Book collector synonym full#

The thesaurus — or to give it its full title, Roget’s Thesaurus of English Words and Phrases Classified and Arranged So as to Facilitate the Expression of Ideas and Assist in Literary Composition — was almost an afterthought.

Book collector synonym series#

He was also one of the first to observe that the retina sees a series of still images as a continuous picture — a discovery that led to the invention of the zoetrope, and eventually to motion pictures.
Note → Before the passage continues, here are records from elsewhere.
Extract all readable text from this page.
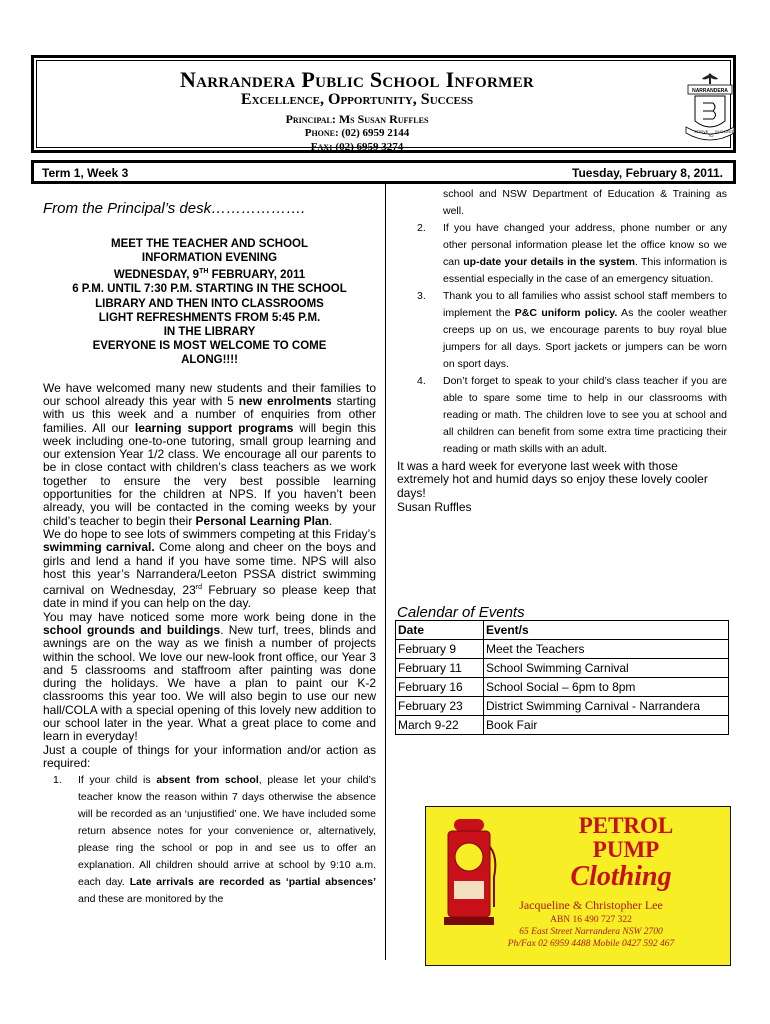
Narrandera Public School Informer
Excellence, Opportunity, Success
Principal: Ms Susan Ruffles
Phone: (02) 6959 2144
Fax: (02) 6959 3274
NARRANDERA
STRIVE
TO
SUCCEED
Term 1, Week 3	Tuesday, February 8, 2011.
From the Principal’s desk……………….
MEET THE TEACHER AND SCHOOL
INFORMATION EVENING
WEDNESDAY, 9TH FEBRUARY, 2011
6 P.M. UNTIL 7:30 P.M. STARTING IN THE SCHOOL
LIBRARY AND THEN INTO CLASSROOMS
LIGHT REFRESHMENTS FROM 5:45 P.M.
IN THE LIBRARY
EVERYONE IS MOST WELCOME TO COME
ALONG!!!!

We have welcomed many new students and their families to our school already this year with 5 new enrolments starting with us this week and a number of enquiries from other families. All our learning support programs will begin this week including one-to-one tutoring, small group learning and our extension Year 1/2 class. We encourage all our parents to be in close contact with children’s class teachers as we work together to ensure the very best possible learning opportunities for the children at NPS. If you haven’t been already, you will be contacted in the coming weeks by your child’s teacher to begin their Personal Learning Plan.

We do hope to see lots of swimmers competing at this Friday’s swimming carnival. Come along and cheer on the boys and girls and lend a hand if you have some time. NPS will also host this year’s Narrandera/Leeton PSSA district swimming carnival on Wednesday, 23rd February so please keep that date in mind if you can help on the day.

You may have noticed some more work being done in the school grounds and buildings. New turf, trees, blinds and awnings are on the way as we finish a number of projects within the school. We love our new-look front office, our Year 3 and 5 classrooms and staffroom after painting was done during the holidays. We have a plan to paint our K-2 classrooms this year too. We will also begin to use our new hall/COLA with a special opening of this lovely new addition to our school later in the year. What a great place to come and learn in everyday!

Just a couple of things for your information and/or action as required:

1. If your child is absent from school, please let your child’s teacher know the reason within 7 days otherwise the absence will be recorded as an ‘unjustified’ one. We have included some return absence notes for your convenience or, alternatively, please ring the school or pop in and see us to offer an explanation. All children should arrive at school by 9:10 a.m. each day. Late arrivals are recorded as ‘partial absences’ and these are monitored by the
school and NSW Department of Education & Training as well.
2. If you have changed your address, phone number or any other personal information please let the office know so we can up-date your details in the system. This information is essential especially in the case of an emergency situation.
3. Thank you to all families who assist school staff members to implement the P&C uniform policy. As the cooler weather creeps up on us, we encourage parents to buy royal blue jumpers for all days. Sport jackets or jumpers can be worn on sport days.
4. Don’t forget to speak to your child’s class teacher if you are able to spare some time to help in our classrooms with reading or math. The children love to see you at school and all children can benefit from some extra time practicing their reading or math skills with an adult.

It was a hard week for everyone last week with those extremely hot and humid days so enjoy these lovely cooler days!

Susan Ruffles

Calendar of Events
Date	Event/s
February 9	Meet the Teachers
February 11	School Swimming Carnival
February 16	School Social – 6pm to 8pm
February 23	District Swimming Carnival - Narrandera
March 9-22	Book Fair
PETROL
PUMP
Clothing
Jacqueline & Christopher Lee
ABN 16 490 727 322
65 East Street Narrandera NSW 2700
Ph/Fax 02 6959 4488 Mobile 0427 592 467
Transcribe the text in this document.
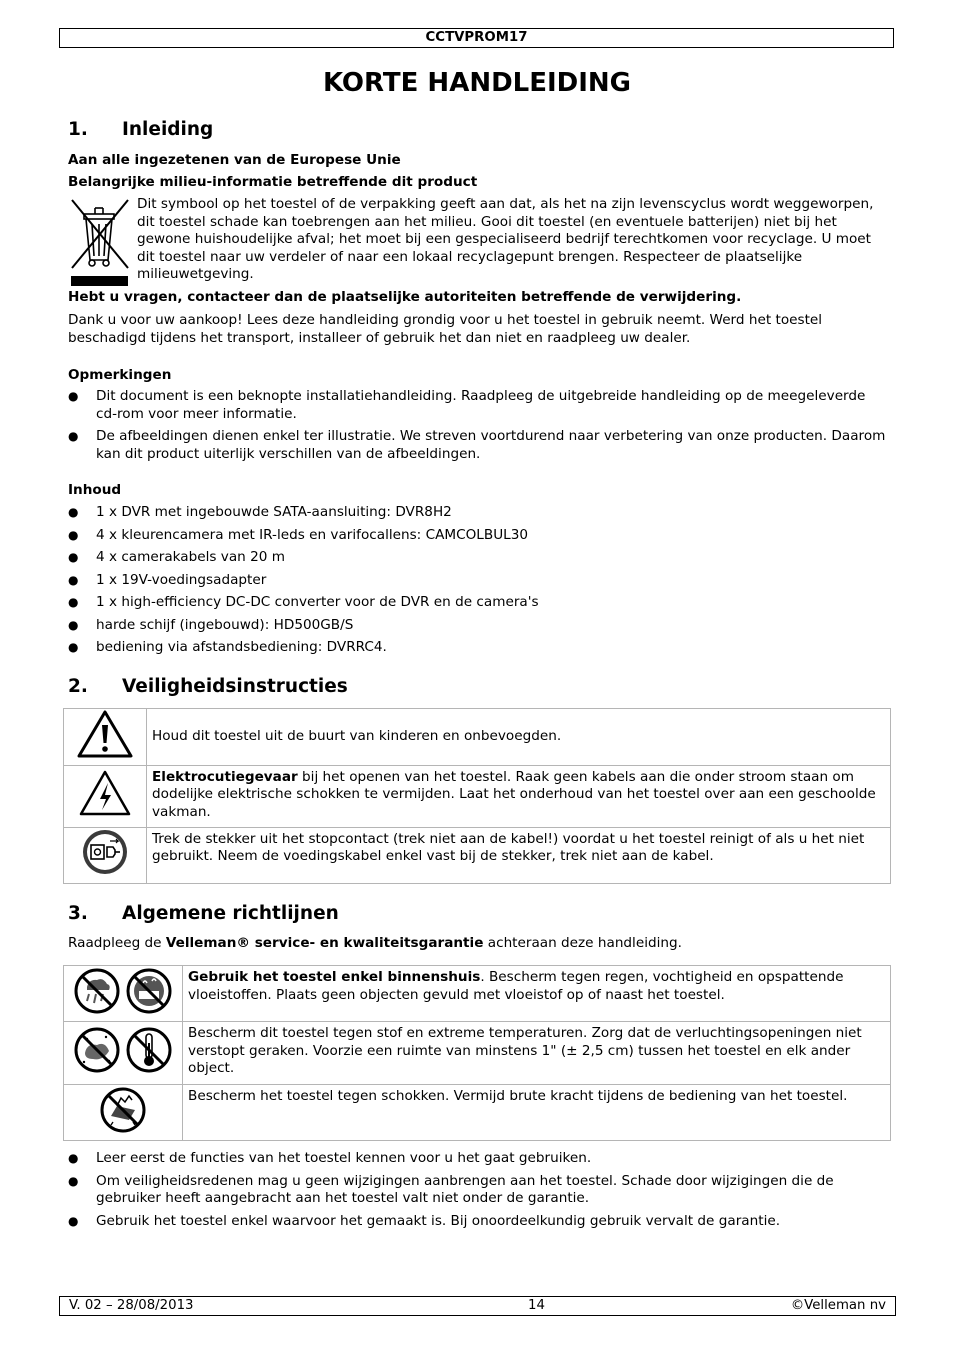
CCTVPROM17
KORTE HANDLEIDING
1. Inleiding
Aan alle ingezetenen van de Europese Unie
Belangrijke milieu-informatie betreffende dit product
Dit symbool op het toestel of de verpakking geeft aan dat, als het na zijn levenscyclus wordt weggeworpen, dit toestel schade kan toebrengen aan het milieu. Gooi dit toestel (en eventuele batterijen) niet bij het gewone huishoudelijke afval; het moet bij een gespecialiseerd bedrijf terechtkomen voor recyclage. U moet dit toestel naar uw verdeler of naar een lokaal recyclagepunt brengen. Respecteer de plaatselijke milieuwetgeving.
Hebt u vragen, contacteer dan de plaatselijke autoriteiten betreffende de verwijdering.
Dank u voor uw aankoop! Lees deze handleiding grondig voor u het toestel in gebruik neemt. Werd het toestel beschadigd tijdens het transport, installeer of gebruik het dan niet en raadpleeg uw dealer.
Opmerkingen
● Dit document is een beknopte installatiehandleiding. Raadpleeg de uitgebreide handleiding op de meegeleverde cd-rom voor meer informatie.
● De afbeeldingen dienen enkel ter illustratie. We streven voortdurend naar verbetering van onze producten. Daarom kan dit product uiterlijk verschillen van de afbeeldingen.
Inhoud
● 1 x DVR met ingebouwde SATA-aansluiting: DVR8H2
● 4 x kleurencamera met IR-leds en varifocallens: CAMCOLBUL30
● 4 x camerakabels van 20 m
● 1 x 19V-voedingsadapter
● 1 x high-efficiency DC-DC converter voor de DVR en de camera's
● harde schijf (ingebouwd): HD500GB/S
● bediening via afstandsbediening: DVRRC4.
2. Veiligheidsinstructies
	Houd dit toestel uit de buurt van kinderen en onbevoegden.
	Elektrocutiegevaar bij het openen van het toestel. Raak geen kabels aan die onder stroom staan om dodelijke elektrische schokken te vermijden. Laat het onderhoud van het toestel over aan een geschoolde vakman.
	Trek de stekker uit het stopcontact (trek niet aan de kabel!) voordat u het toestel reinigt of als u het niet gebruikt. Neem de voedingskabel enkel vast bij de stekker, trek niet aan de kabel.
3. Algemene richtlijnen
Raadpleeg de Velleman® service- en kwaliteitsgarantie achteraan deze handleiding.
	Gebruik het toestel enkel binnenshuis. Bescherm tegen regen, vochtigheid en opspattende vloeistoffen. Plaats geen objecten gevuld met vloeistof op of naast het toestel.
	Bescherm dit toestel tegen stof en extreme temperaturen. Zorg dat de verluchtingsopeningen niet verstopt geraken. Voorzie een ruimte van minstens 1" (± 2,5 cm) tussen het toestel en elk ander object.
	Bescherm het toestel tegen schokken. Vermijd brute kracht tijdens de bediening van het toestel.
● Leer eerst de functies van het toestel kennen voor u het gaat gebruiken.
● Om veiligheidsredenen mag u geen wijzigingen aanbrengen aan het toestel. Schade door wijzigingen die de gebruiker heeft aangebracht aan het toestel valt niet onder de garantie.
● Gebruik het toestel enkel waarvoor het gemaakt is. Bij onoordeelkundig gebruik vervalt de garantie.
V. 02 – 28/08/2013	14	©Velleman nv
He invented the log-log scale for the slide rule, wrote an influential book on natural history and contributed numerous articles to the Encyclopaedia Britannica.

book collector synonym

He trained as a doctor, and though his poor social skills kept him from being much of a clinician, he was greatly in demand as a lecturer in anatomy and physiology.

book collector synonym

Whatever else he was, Roget was immensely accomplished, even for an age when polymaths were far more common than they are now. Kendall argues, but simply an involuntary part of who he was. It seems likely, in other words, that his passion for lists — for order and for categories — was not so much a heroic defense mechanism, as Mr. At an early age Roget began making lists — of deaths, of events, of interesting words — and as he grew older, he also classified his experience according to an odd binary scheme, so that people, for example, were either “ordinary” or “peculiar,” and landscapes were “beautiful” or “not beautiful.” He counted all the steps he took during the day, had a fetish about cleanliness and was socially inept, failing to pick up obvious emotional clues.Īt the very least he suffered from obsessive-compulsive disorder, but some of his behaviors also suggest that, were his condition diagnosed today, he might be classified as someone with high-functioning Asperger’s syndrome.